KLUANE NATIONAL PARK, YUKON – It was raining lightly, as it had been for most of this cool, unsettled Yukon spring, as we flew down the Alsek Valley in Kluane National Park toward the Lowell Glacier, a magnificent river of ice that winds out of the St. Elias Mountain Range. But no amount of moisture was going to green up the forest below. From one end of the valley to the other, virtually every tree was a ghostly grey. "Have a look, anywhere you want," said pilot Doug Makkonen as he slowly did a 360-degree spin in the helicopter. "What you see here is what we have in almost every valley of this park. It's all dead wood from mountaintop to riverside. It's just sitting there waiting for lightning to fire it up."

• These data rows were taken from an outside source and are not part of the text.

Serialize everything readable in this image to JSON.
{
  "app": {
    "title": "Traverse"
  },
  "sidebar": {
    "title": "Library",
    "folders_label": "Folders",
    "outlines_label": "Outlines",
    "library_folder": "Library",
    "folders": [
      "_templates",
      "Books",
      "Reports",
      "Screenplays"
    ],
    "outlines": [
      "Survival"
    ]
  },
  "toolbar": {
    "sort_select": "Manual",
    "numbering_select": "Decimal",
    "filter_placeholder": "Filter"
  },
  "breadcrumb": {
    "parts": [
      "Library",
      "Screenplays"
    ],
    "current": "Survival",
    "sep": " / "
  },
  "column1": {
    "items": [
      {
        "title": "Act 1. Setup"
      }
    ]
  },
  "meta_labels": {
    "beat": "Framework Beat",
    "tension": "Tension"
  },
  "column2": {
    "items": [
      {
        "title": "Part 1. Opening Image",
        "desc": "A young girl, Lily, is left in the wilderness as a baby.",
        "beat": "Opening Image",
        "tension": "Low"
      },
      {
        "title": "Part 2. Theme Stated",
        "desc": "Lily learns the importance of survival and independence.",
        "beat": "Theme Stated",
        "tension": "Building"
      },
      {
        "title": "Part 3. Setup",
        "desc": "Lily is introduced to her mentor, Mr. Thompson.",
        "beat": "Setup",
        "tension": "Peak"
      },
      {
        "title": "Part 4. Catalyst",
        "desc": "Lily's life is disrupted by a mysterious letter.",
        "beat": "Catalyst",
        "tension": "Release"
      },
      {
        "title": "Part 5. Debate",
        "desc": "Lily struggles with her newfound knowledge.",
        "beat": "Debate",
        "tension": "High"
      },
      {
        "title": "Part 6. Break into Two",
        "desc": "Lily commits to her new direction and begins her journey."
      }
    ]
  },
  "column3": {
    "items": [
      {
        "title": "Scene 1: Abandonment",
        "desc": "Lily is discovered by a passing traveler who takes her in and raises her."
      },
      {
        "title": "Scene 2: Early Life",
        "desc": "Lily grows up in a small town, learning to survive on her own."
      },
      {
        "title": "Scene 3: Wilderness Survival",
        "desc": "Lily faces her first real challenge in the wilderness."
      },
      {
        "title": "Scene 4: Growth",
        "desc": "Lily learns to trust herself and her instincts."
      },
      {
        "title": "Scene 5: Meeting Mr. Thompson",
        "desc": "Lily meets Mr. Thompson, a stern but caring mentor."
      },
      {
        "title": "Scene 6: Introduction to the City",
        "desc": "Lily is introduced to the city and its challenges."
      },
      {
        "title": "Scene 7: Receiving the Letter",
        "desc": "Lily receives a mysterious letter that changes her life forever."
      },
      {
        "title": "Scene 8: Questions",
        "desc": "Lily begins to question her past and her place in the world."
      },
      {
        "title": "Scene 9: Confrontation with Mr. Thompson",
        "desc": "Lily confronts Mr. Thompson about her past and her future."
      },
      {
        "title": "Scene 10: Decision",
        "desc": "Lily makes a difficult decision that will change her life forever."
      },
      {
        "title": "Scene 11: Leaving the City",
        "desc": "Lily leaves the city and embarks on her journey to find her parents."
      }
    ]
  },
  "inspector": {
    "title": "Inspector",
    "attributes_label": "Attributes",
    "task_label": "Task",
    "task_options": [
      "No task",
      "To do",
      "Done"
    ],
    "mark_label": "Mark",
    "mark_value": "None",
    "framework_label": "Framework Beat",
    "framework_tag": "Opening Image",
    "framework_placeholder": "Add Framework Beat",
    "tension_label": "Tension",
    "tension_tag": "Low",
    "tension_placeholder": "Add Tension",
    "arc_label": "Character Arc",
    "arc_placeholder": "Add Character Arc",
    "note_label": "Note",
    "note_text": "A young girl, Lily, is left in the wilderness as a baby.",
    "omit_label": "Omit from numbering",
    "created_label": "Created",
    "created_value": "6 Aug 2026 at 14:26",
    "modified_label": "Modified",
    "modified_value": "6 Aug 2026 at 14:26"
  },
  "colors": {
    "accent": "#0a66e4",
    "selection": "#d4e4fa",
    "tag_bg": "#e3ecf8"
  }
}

In the long history of the Arctic, climatic variability has produced both winners and losers. And so it may be in the next century as greenhouse gas emissions put an extra layer of insulation into a rapidly warming atmosphere. But here in the southwest corner of the Yukon and Alaska, it's difficult to see any upside to the changes taking place to the landscape.
Seventeen years ago when the spruce beetle began to seriously bore into the trees of the southwest corner of the Yukon and Alaska, for example, no one thought much of it. The six-legged, quarter-inch-long bug has been feeding on small patches of trees in this part of the world for thousands of years. Traditionally, several weeks of intense, cold winter keeps the bugs in check. But every once in a while, the beetles get the upper hand and the spruce forests suffer.
No one, however, has seen the kind of devastation now taking place. At least 40 million trees are dead or dying in the Yukon. Tens of million more in Alaska are kindling. The voracious feeding cycle that used to play itself out after three or four years has now gone on for 17. Everything from the Kenai Peninsula in southwest Alaska to Kluane and the Shakwak Valley in the Yukon has been hit hard.